Evening Will Come: A Monthly Journal of Poetics (Issue 24, December 2012—Trans / Queer Issue)

Momoko Allard
This Morning

This is my first try at frame-by-frame animation. It’s the fruit of about two weeks of steady work drawing, scanning, ordering, reordering, redrawing and editing. What you see now is still rough and awkward in many spots. Hopefully it’s on its way to what will eventually be a tighter, smoother and a bit more sophisticated (what more could one want?) two-minute video.

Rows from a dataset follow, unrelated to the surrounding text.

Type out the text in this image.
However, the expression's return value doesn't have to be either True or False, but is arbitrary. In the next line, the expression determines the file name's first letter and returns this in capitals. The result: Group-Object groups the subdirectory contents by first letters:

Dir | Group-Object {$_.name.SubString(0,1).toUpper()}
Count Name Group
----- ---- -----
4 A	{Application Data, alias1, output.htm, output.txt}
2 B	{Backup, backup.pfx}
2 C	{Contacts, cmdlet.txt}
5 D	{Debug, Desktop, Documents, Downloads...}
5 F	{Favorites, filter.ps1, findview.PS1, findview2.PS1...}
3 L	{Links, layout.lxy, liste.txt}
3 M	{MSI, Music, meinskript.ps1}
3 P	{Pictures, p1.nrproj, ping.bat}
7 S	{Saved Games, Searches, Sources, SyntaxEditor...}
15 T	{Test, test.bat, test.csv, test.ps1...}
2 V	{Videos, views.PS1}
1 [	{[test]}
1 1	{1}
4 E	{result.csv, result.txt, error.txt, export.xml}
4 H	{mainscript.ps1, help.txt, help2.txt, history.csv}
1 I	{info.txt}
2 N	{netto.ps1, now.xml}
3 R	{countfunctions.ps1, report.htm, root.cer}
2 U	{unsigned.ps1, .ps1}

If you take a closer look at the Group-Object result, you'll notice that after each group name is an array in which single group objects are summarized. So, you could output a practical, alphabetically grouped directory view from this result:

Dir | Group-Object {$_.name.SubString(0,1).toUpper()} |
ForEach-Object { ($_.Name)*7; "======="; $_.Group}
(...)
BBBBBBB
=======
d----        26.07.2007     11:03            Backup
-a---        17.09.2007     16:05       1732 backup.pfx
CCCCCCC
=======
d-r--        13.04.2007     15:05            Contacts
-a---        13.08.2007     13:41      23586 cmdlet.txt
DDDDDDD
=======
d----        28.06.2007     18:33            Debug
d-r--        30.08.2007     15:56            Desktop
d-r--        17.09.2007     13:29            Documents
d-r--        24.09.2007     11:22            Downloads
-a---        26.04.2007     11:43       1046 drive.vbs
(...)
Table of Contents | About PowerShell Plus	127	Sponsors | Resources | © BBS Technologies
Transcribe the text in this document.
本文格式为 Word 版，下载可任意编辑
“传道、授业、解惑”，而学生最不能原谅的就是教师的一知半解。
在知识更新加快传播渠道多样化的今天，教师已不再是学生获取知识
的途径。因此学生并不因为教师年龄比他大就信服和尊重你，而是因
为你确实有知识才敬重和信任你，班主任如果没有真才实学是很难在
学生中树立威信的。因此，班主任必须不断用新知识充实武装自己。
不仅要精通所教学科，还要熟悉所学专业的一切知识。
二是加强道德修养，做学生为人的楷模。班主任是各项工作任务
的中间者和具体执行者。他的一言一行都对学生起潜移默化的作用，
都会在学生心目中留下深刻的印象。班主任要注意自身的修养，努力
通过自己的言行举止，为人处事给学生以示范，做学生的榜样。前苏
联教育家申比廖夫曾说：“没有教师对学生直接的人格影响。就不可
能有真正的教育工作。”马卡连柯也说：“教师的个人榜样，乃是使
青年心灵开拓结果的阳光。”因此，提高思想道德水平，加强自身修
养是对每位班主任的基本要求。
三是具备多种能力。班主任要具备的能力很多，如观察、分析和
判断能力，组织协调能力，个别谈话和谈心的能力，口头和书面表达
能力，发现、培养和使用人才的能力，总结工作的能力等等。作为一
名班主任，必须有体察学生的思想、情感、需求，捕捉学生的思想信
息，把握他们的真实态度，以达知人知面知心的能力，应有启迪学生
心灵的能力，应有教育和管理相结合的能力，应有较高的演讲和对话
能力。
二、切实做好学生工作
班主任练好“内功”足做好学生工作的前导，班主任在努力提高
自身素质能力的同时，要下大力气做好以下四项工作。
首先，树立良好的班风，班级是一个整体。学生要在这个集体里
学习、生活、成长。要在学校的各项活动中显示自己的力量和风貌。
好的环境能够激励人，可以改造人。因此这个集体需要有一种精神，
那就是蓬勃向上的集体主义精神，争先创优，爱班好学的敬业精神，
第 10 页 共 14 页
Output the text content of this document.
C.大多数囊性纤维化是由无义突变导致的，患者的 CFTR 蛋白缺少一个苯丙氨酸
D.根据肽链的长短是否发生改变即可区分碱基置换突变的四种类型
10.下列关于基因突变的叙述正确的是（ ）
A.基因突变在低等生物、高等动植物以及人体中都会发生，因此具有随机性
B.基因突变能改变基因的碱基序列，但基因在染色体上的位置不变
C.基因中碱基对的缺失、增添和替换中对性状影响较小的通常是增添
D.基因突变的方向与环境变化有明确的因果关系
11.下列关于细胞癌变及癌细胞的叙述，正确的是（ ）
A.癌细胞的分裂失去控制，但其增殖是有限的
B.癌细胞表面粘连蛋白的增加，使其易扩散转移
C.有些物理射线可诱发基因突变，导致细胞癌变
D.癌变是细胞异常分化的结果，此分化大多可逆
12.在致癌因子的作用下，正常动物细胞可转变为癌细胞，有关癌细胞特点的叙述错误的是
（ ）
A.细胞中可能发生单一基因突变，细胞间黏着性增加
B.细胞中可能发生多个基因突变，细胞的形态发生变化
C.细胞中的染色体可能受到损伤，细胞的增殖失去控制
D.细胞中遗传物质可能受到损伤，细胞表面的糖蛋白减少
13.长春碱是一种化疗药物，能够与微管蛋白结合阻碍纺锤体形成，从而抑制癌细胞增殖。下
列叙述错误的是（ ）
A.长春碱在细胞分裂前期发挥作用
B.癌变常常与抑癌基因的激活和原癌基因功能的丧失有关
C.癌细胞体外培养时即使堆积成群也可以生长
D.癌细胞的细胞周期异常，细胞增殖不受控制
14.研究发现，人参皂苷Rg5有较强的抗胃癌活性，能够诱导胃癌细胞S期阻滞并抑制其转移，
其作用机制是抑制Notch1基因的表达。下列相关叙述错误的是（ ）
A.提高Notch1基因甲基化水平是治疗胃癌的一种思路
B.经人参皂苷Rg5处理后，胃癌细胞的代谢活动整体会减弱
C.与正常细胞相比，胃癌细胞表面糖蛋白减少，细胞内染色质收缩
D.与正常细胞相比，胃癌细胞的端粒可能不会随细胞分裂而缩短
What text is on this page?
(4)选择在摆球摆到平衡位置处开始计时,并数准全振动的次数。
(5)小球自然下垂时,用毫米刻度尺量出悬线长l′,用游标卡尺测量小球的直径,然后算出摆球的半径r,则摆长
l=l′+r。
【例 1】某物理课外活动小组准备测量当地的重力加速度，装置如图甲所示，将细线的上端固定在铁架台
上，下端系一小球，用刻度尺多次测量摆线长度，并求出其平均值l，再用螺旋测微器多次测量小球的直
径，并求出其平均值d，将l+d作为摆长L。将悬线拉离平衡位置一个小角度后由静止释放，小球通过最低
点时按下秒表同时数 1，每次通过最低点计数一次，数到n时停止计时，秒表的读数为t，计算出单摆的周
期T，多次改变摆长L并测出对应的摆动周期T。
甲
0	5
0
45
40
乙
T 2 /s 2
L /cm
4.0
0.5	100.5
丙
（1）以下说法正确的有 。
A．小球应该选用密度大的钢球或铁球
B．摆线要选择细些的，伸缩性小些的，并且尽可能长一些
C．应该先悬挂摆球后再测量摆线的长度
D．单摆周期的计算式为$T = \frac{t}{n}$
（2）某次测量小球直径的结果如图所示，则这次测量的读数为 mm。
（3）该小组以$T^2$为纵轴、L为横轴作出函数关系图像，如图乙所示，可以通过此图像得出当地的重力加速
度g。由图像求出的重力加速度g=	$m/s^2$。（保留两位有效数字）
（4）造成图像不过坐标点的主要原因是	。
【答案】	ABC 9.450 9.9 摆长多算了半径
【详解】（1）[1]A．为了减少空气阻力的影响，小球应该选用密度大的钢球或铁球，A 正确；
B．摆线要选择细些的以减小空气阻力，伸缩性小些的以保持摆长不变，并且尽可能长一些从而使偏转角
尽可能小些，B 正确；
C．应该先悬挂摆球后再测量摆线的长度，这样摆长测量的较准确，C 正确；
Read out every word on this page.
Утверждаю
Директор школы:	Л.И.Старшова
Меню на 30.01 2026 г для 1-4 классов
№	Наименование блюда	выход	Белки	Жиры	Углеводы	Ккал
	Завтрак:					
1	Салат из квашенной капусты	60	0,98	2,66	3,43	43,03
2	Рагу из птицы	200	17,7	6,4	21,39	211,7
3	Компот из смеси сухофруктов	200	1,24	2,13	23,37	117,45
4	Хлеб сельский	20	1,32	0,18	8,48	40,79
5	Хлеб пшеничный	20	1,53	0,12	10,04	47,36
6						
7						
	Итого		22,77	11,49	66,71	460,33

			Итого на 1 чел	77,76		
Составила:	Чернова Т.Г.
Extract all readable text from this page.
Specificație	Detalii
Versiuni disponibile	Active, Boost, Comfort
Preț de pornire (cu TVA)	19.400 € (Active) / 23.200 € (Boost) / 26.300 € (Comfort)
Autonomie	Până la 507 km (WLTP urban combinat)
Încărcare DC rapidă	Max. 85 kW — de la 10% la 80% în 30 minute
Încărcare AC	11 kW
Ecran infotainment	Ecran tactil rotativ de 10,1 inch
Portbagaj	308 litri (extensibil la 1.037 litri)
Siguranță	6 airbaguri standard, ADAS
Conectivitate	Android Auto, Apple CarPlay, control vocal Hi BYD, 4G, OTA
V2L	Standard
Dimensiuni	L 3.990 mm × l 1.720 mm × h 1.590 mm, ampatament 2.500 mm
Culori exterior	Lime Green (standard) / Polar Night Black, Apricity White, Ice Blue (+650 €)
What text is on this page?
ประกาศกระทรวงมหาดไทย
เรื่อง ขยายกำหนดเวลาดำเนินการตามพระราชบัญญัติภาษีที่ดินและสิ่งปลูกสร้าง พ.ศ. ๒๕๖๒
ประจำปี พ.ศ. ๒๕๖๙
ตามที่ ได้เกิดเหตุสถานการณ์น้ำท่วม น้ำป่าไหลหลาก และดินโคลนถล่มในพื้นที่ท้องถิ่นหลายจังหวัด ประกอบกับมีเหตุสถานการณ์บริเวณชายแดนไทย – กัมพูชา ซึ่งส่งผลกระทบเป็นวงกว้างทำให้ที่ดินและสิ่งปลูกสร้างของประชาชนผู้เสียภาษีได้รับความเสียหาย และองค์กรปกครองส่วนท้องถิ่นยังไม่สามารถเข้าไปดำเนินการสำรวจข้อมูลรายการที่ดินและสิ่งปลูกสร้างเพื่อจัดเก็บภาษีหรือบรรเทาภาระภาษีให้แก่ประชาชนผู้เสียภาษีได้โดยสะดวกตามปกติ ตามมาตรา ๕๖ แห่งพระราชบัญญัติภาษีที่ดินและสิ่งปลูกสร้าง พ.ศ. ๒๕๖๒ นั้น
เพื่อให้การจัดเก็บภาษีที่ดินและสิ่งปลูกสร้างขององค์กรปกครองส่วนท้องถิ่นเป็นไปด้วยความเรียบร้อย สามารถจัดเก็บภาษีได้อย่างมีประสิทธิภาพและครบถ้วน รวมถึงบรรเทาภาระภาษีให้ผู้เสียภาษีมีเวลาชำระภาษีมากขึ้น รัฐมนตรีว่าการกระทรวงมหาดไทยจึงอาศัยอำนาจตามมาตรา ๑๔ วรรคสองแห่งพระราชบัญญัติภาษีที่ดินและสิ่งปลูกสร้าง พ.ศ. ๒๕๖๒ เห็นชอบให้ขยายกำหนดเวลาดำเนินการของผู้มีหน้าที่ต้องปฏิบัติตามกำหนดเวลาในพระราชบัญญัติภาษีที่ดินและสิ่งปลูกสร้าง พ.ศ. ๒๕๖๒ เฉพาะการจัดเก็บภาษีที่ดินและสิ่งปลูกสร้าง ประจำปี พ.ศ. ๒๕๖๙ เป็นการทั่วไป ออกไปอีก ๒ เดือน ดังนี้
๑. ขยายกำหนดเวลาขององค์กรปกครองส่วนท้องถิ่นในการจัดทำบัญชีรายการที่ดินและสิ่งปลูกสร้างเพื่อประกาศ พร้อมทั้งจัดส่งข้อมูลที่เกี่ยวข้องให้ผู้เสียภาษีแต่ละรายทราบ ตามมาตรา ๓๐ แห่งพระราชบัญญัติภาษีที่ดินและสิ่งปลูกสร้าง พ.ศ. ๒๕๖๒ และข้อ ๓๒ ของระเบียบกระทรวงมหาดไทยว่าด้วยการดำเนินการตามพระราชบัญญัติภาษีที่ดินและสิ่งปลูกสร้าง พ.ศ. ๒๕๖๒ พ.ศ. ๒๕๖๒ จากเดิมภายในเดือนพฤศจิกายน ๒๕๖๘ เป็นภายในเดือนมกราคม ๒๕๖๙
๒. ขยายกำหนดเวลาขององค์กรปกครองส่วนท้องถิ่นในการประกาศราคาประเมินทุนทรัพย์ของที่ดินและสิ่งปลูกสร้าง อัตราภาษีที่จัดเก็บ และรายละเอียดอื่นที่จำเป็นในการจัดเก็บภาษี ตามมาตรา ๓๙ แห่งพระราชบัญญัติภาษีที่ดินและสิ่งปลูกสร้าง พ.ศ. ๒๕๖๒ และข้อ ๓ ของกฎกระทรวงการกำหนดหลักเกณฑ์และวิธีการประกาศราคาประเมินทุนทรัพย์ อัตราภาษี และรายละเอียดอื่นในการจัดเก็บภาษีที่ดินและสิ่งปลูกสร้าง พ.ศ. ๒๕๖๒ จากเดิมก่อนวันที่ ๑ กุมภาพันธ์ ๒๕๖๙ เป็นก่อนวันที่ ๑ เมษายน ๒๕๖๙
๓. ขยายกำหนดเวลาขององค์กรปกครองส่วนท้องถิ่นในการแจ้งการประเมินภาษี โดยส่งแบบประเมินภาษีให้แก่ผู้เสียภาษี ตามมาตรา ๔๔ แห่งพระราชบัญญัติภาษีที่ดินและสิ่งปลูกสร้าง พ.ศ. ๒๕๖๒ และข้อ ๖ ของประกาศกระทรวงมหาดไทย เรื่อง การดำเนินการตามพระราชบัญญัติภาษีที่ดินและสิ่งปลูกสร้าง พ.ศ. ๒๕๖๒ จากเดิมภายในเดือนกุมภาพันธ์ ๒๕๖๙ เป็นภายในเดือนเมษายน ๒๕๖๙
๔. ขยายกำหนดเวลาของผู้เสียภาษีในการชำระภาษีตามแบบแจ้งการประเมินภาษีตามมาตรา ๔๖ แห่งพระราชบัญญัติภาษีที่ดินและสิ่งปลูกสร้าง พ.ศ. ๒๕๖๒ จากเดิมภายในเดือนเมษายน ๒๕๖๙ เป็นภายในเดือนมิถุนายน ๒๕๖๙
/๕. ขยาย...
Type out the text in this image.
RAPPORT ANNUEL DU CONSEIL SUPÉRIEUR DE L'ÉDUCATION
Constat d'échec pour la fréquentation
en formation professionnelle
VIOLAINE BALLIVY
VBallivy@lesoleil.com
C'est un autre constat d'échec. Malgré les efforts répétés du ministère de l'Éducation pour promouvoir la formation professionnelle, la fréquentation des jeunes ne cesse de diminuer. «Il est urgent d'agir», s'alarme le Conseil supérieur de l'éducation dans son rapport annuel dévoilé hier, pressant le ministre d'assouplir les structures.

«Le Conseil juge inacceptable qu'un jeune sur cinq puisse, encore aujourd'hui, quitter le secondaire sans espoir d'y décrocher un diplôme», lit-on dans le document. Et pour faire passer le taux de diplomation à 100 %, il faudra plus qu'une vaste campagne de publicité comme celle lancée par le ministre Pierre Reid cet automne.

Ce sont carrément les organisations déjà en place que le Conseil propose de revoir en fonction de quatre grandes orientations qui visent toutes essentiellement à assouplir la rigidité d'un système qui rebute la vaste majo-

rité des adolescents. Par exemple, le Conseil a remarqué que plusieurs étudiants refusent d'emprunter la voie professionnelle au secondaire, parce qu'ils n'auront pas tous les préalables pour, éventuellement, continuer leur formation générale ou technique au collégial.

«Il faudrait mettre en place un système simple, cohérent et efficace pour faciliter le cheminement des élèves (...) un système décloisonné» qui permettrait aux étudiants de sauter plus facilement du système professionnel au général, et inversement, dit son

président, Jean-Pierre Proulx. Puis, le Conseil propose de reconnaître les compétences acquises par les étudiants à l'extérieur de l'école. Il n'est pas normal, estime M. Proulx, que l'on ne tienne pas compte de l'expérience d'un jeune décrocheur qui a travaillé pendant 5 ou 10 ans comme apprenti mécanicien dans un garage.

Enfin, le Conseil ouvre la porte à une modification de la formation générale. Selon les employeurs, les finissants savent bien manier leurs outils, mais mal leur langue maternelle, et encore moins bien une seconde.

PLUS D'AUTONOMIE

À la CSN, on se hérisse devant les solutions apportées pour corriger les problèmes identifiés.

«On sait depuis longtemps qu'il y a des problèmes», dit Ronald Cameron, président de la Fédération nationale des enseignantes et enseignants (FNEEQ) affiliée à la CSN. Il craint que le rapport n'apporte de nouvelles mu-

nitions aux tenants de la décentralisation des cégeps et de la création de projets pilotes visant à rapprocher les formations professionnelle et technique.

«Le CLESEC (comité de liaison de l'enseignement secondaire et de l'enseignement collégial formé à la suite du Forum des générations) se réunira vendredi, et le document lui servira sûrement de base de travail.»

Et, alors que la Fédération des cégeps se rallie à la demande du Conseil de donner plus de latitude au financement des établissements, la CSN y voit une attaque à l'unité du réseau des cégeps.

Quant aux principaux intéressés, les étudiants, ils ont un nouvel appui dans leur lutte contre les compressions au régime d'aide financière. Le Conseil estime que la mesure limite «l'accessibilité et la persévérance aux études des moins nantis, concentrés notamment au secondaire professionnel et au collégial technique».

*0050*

Since I’m sharing this midway in the learning-process, I thought I could write about some of the things I’m still trying to figure out. I make a lot of drawings that usually remain as 2D images on paper, often put together in book form. But screens are overtaking paper, and line drawings in a book don’t always translate well into bitmap images on a monitor, so I’ve been thinking of animating in video as a way of maintaining the handmade quality of drawing while making use of what a digital screen can do.

The short text in this animation is from my girlfriend, recounting to me in email a dream she had had. I liked the thread of anxiety running through it, how its meaning was ambiguous, and how it could be interpreted differently depending on the assumed gender of the speaker.

My girlfriend and I communicate in a mishmash of Japanese, her first language, and English, mine. Both of us are still working on reaching fluency in the other language, so our relationship takes place at this half-way meeting point that often feels amazingly unified and intimate, but also sometimes a bit isolating and disconnected from the separate Japanese and English worlds that she and I live and work in. So I like the idea of trying to make something that bridges the gaps between the two sides, and opens one world to the other.

Needless to say, Japanese and English follow very different rhythms, and I haven’t quite figured out yet how to have on-screen text in both languages at the same time, and if it’s possible to devise a tempo that combines both, or that conveys the cadence of one language for speakers of the other. And then of course, there are the different semiotic references on each side to consider…

My new favourite word: 愛液 (ai eki), literal translation, ‘love liquid.’